Defence council Katherin Beyak said outside court that the curfew is to be re-examined Aug. 20 once the woman has been living on her own for a few months.
"Right now there is still some supervision in the placement that she's in and she'll be moving to a situation where there won't be any supervision at all," Beyak said.
Chief Crown prosecutor Ramona Robins said the woman's case workers agree with the judge that it would be helpful to keep the curfew in place for a while longer.
"She's being moved to a more independent setting and he thought ... the curfew would assist ... to make sure that she was still complying and responsible."
Progress reports suggest the woman is at the lowest possible risk to reoffend, Robins added.
The woman can't be named under the Youth Criminal Justice Act.

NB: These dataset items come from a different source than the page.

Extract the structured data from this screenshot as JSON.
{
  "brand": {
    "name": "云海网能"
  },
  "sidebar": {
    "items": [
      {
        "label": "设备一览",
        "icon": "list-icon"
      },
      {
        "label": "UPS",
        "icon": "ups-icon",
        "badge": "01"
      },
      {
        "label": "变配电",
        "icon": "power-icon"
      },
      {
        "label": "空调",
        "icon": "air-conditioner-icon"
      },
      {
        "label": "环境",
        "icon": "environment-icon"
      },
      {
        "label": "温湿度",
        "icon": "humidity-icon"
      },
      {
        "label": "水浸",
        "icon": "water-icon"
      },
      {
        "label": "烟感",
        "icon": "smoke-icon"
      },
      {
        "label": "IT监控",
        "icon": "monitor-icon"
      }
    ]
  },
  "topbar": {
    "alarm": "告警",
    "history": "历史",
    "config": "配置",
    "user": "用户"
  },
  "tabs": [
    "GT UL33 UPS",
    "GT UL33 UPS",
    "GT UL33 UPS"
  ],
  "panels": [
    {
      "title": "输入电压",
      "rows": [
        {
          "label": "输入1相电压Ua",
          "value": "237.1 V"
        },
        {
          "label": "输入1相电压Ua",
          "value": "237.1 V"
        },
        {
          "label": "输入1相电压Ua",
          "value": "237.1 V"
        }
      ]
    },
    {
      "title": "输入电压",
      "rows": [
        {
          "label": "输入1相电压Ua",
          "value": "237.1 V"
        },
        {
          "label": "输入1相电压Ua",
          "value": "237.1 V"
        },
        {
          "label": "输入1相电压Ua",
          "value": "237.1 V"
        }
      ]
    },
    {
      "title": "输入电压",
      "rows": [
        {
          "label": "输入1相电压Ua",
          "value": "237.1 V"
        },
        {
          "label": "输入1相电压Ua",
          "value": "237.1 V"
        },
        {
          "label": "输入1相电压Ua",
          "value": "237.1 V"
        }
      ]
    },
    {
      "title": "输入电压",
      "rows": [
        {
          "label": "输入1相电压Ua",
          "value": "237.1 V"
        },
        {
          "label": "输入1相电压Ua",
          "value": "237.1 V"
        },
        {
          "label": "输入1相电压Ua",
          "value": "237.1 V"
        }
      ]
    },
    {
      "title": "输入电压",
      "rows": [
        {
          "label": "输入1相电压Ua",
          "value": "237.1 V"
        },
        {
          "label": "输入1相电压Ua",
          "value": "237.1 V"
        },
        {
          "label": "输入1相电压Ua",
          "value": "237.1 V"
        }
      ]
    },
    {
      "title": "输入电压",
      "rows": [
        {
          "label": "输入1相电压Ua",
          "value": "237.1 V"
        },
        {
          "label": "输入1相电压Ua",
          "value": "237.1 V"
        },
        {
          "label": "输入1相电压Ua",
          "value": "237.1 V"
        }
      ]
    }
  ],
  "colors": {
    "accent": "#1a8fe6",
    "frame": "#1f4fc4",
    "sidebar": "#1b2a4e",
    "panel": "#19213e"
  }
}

She was convicted as a teen along with her then-23-year-old boyfriend Jeremy Steinke of first-degree murder in the stabbing deaths of her family in their Medicine Hat home in 2006.
Court heard during the trials that the girl was angry with her parents because they were displeased with her relationship with Steinke, who they felt was too old for their daughter.
Steinke received a life sentence without the chance of parole for 25 years.
The girl was given a 10-year sentence under the Intensive Rehabilitative Custody and Supervision program — the maximum available for young offenders between 12 and 14.
The program is intended for young offenders who have committed violent crimes to get the treatment they need to effectively rehabilitate and gradually reintegrate into society.
A final court hearing for the woman is expected in April 2016, a month before her 10-year sentence expires.
Robins was asked whether she thought the woman would be ready then.
“I think it’s the great unknown,” Robins told reporters. “There is no precedent for it. She’s definitely followed all of the rules, she’s participated in therapy, but when there’s no further sentence and no further consequence, I’m not sure what will happen.”
“I hope this has been a successful rehabilitative process.”